The fact that abortion pills are available on the internet is a lifeline for women not only in Northern Ireland, where the 1967 Act does not apply, but also in the South, where the clericalist state enforces a near total ban on abortion. Outraged protest erupted in 2012 in Dublin and elsewhere when Savita Halappanavar died in hospital because staff declaring “this is a Catholic country” refused to carry out an abortion that would have saved her life. According to research carried out by the Detail, an investigative news website based in Belfast, some 25,000 women from Ireland, North and South, travelled to England or Wales for an abortion from 2010 to 2014. But for the many women too poor, young or vulnerable to make the trip, buying the abortion pill online would rescue them from the hell of an unwanted pregnancy. The Abortion Support Network (ASN) is a charity that helps women from Ireland, North and South, as well as from the Isle of Man, to access terminations, either by travelling to Britain or by obtaining pills via the internet. “Are we giving them information about something that’s illegal? Absolutely. But do we feel it’s wrong? Absolutely not. I totally hold the law in contempt”, said Mara Clarke, director of ASN. Abortion pills, Clarke asserted, are “a lot safer than overdosing on all the medicine in your bathroom cabinet, or trying to figure out how to crash a car to cause a miscarriage but not kill you, or taking three packs of birth control with gin” (, 12 June 2015).

In late May, three Derry women in their 60s and 70s handed themselves in at a police station as a protest after seeing women prosecuted for using abortion pills in Northern Ireland. “It is unforgivable how women are being treated”, said Diana King. The women are challenging the law by demanding to be prosecuted for procuring abortion pills for women who need them but are afraid to have them delivered to their homes.
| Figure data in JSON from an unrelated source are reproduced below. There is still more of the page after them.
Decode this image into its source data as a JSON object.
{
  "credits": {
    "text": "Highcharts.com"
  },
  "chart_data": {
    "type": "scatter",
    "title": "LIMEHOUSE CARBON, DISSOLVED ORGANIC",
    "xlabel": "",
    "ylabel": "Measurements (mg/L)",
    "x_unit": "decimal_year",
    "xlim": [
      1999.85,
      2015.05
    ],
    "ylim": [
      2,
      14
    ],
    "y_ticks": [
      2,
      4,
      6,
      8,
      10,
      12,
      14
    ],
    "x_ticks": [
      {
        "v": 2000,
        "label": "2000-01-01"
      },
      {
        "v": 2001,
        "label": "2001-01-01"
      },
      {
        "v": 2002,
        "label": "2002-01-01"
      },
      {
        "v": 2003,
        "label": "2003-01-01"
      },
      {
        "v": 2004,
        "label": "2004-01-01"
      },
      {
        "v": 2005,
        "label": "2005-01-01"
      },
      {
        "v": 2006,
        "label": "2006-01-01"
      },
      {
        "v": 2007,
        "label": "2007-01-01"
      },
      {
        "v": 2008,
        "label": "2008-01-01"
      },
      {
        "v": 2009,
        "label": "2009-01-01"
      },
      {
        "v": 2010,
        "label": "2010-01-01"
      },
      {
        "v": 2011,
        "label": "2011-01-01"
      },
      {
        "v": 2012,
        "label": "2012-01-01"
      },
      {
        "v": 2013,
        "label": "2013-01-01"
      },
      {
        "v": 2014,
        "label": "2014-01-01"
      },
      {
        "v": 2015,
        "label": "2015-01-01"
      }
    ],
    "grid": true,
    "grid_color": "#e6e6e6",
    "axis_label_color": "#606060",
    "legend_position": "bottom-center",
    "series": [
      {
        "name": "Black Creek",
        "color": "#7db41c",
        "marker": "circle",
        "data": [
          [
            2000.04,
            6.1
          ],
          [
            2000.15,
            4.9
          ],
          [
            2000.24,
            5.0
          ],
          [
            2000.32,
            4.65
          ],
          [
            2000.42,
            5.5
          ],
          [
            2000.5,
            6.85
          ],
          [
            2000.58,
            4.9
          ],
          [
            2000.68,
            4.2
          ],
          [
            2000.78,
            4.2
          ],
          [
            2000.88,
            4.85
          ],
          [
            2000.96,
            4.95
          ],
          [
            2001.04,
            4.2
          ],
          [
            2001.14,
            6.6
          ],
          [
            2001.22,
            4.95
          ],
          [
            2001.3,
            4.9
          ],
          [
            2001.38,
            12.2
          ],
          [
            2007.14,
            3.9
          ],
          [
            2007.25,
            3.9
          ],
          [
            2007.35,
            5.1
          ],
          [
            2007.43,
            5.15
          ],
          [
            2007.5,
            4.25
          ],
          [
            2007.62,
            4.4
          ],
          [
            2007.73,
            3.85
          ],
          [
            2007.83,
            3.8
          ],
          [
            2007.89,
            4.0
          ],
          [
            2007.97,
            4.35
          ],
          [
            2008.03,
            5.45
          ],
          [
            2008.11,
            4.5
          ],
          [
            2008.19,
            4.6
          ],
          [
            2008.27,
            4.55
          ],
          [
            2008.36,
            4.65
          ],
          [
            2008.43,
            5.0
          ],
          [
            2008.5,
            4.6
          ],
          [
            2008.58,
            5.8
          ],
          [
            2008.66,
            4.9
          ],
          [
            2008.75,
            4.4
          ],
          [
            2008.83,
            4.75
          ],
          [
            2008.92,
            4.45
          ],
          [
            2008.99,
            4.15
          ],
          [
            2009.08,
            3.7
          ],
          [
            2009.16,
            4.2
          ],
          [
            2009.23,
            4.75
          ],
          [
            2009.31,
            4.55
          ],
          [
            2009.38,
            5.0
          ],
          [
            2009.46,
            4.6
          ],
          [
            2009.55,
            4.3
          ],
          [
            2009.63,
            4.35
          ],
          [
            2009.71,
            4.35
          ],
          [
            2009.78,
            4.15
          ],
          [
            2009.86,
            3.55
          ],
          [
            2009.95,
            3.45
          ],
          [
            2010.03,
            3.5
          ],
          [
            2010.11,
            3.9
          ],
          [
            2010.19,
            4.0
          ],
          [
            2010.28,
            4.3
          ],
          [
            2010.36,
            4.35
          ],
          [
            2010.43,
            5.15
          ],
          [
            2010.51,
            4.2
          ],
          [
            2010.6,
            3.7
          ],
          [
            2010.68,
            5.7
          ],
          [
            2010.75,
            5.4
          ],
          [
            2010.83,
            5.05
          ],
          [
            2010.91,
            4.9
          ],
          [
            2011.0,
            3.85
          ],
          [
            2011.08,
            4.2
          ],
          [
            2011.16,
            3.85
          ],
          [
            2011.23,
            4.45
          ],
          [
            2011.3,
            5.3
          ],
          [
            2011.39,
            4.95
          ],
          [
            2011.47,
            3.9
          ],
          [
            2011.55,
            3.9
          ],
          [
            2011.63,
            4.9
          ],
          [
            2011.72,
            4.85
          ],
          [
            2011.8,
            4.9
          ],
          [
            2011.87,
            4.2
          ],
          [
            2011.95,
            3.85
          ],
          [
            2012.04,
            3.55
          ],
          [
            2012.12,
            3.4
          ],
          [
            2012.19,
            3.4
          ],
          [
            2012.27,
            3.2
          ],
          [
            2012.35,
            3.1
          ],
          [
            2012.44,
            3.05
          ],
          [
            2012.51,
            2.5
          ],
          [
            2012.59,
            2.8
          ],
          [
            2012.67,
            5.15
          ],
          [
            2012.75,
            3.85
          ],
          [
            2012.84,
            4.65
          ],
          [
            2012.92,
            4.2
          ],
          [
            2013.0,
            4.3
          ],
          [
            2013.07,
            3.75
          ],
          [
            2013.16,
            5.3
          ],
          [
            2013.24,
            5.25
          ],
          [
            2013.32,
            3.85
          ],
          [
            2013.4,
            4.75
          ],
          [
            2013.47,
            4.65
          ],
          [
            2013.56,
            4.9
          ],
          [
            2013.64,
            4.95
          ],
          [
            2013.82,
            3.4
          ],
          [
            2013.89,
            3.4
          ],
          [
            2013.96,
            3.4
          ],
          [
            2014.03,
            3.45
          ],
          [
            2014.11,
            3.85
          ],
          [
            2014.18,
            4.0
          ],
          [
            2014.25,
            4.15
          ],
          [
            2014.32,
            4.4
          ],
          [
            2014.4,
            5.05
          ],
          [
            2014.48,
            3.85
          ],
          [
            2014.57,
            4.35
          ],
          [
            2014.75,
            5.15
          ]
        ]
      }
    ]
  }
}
Women on Web, a Dutch charity which dispenses the abortion pill by post to women in places where the law forbids it, reportedly receives 10,000 emails a month from women seeking an abortion. But even where the pill is legally available, it isn’t always accessible. As Women on Web director Rebecca Gomperts says of some of the appeals for help that come from Britain: “If you’re a 16-year-old with religious parents and you can’t leave the house without a chaperone, you can’t go to a clinic” (, 12 June 2015). Courageous organisations such as Women on Web are saving the lives of women that are put at risk by religion, bourgeois morality and the state.

The right to abortion, and for a woman to decide if and when to have a child, is a simple democratic right, denied in much of the world. We Marxists fight for abortion to be legal and free on demand everywhere, as part of our struggle for free, quality healthcare for all. But this right is also integral to the fight for women’s equality and therein lies the explosiveness of the question.

For women to have control over their own reproduction is seen as a threat to the institution of the family, which is fundamental to maintaining the system of capitalist exploitation. Together with organised religion, the family reinforces authority and social conservatism. The institution of the family arose with the advent of private property as a mechanism for transmitting wealth to “legitimate” offspring through inheritance. Guaranteeing the paternity of the heir required that the woman be monogamous. The oppression of women is rooted in this social subordination, which is also expressed in the foisting of the burden of child-rearing and housework onto women in individual family units.

Anti-woman bigotry cannot be eradicated under this system that requires the oppression and subjugation of women for its very functioning. Marxists therefore call for women’s liberation through socialist revolution!